A token swap could be a way for Binance to quickly get more USDC while banks are closed to resume withdrawals for customers.
Zhao said users can still withdraw other stablecoins, including BUSD and tether. Deposits are not affected, he said.
Binance’s own token called BNB was down around 5% on Tuesday morning, according to data from CoinGecko.
It is normally not good news when a crypto firm has to suspend withdrawals. Over the summer, crypto firms, including lender Celsius, had to suspend withdrawals before finally filing for bankruptcy. There is no indication of such issues for Binance.
In the past 24 hours, Binance has seen $1.6 billion in outflows from its platform, according to a tweet from crypto data firm Nansen posted early Tuesday. Binance has over $60 billion in assets on its platform, Nansen said.
The collapse of FTX and the arrest of its former CEO, Sam Bankman-Fried, has unnerved crypto investors who fear further contagion in the industry.
Binance has been in the spotlight ever since its decision to sell its stake in FTX’s self-issued FTT digital tokens, which preceded the rival exchange’s failure.
Investors have called for more transparency in Binance’s activities. Last month, the company released proof of reserve in which it claims to have a reserve rate of 101%. This means that it has enough assets to cover customer deposits.
But critics said the proof of reservations didn’t go far enough to give assurances about Binance’s guarantee.
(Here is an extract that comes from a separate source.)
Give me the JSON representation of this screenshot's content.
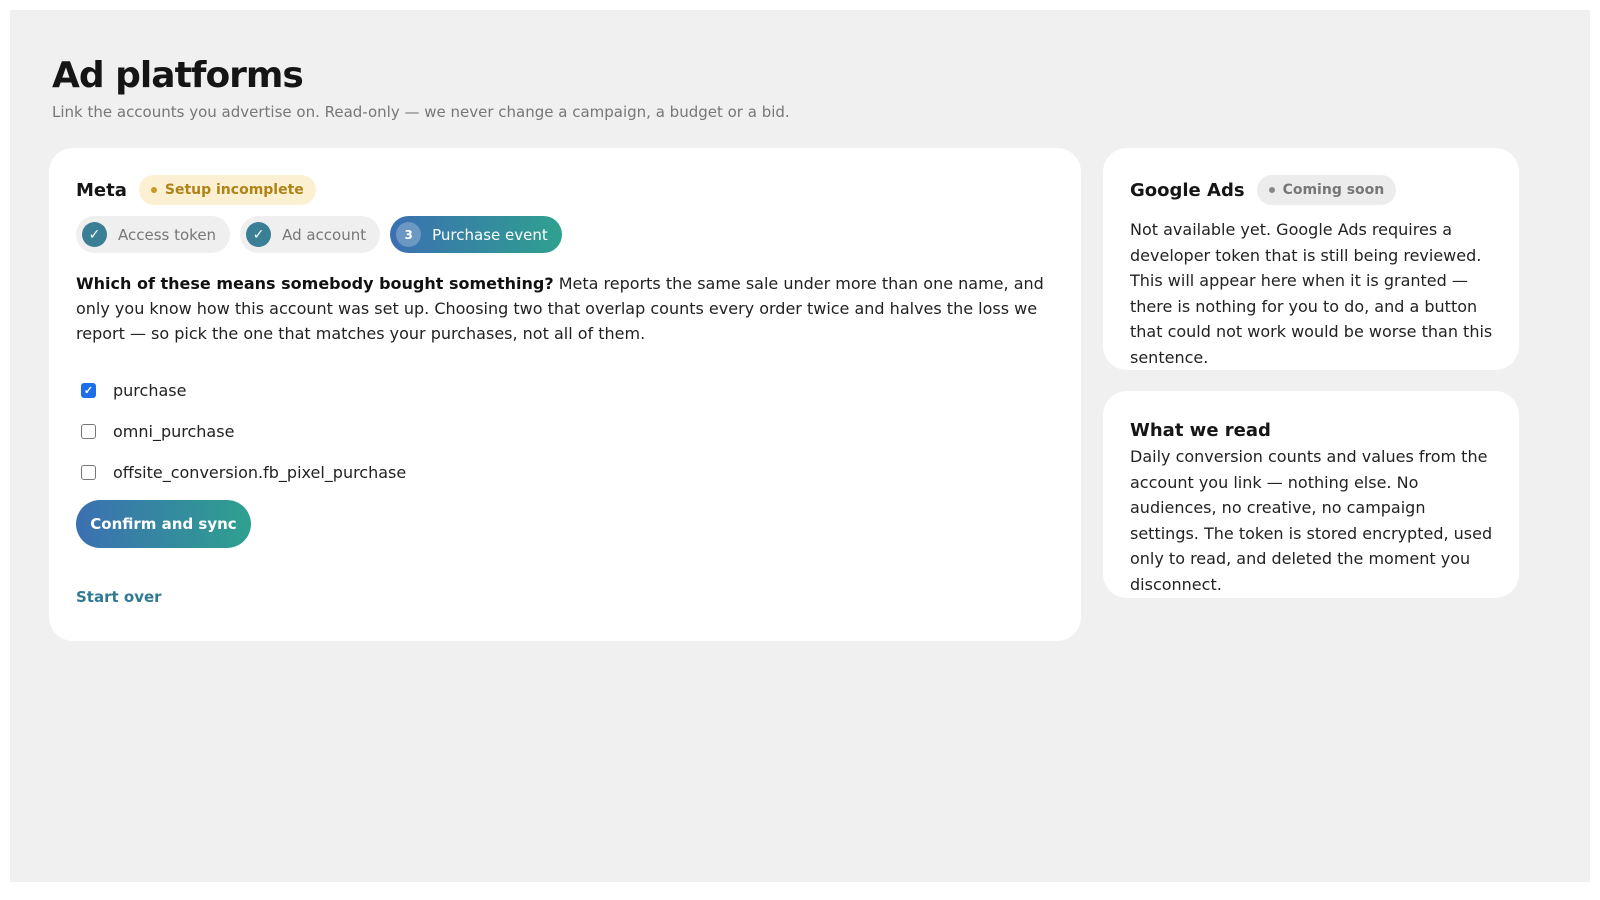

Mazars, the audit firm used by Binance for its proof of reserves, said in its five-page report that the company “expresses no opinion or assurance conclusion.”
Investors are also monitoring a Reuters report that prosecutors at the US Department of Justice are delaying the conclusion of a criminal investigation into Binance. Reuters, citing four people familiar with the matter, said the investigation is focused on Binance’s compliance with anti-money laundering laws. Binance responded by saying, “Reuters got it wrong again.”
“We have no idea of the inner workings of the US Department of Justice, and it would not be appropriate for us to comment if we did,” the company said in a tweet on Monday.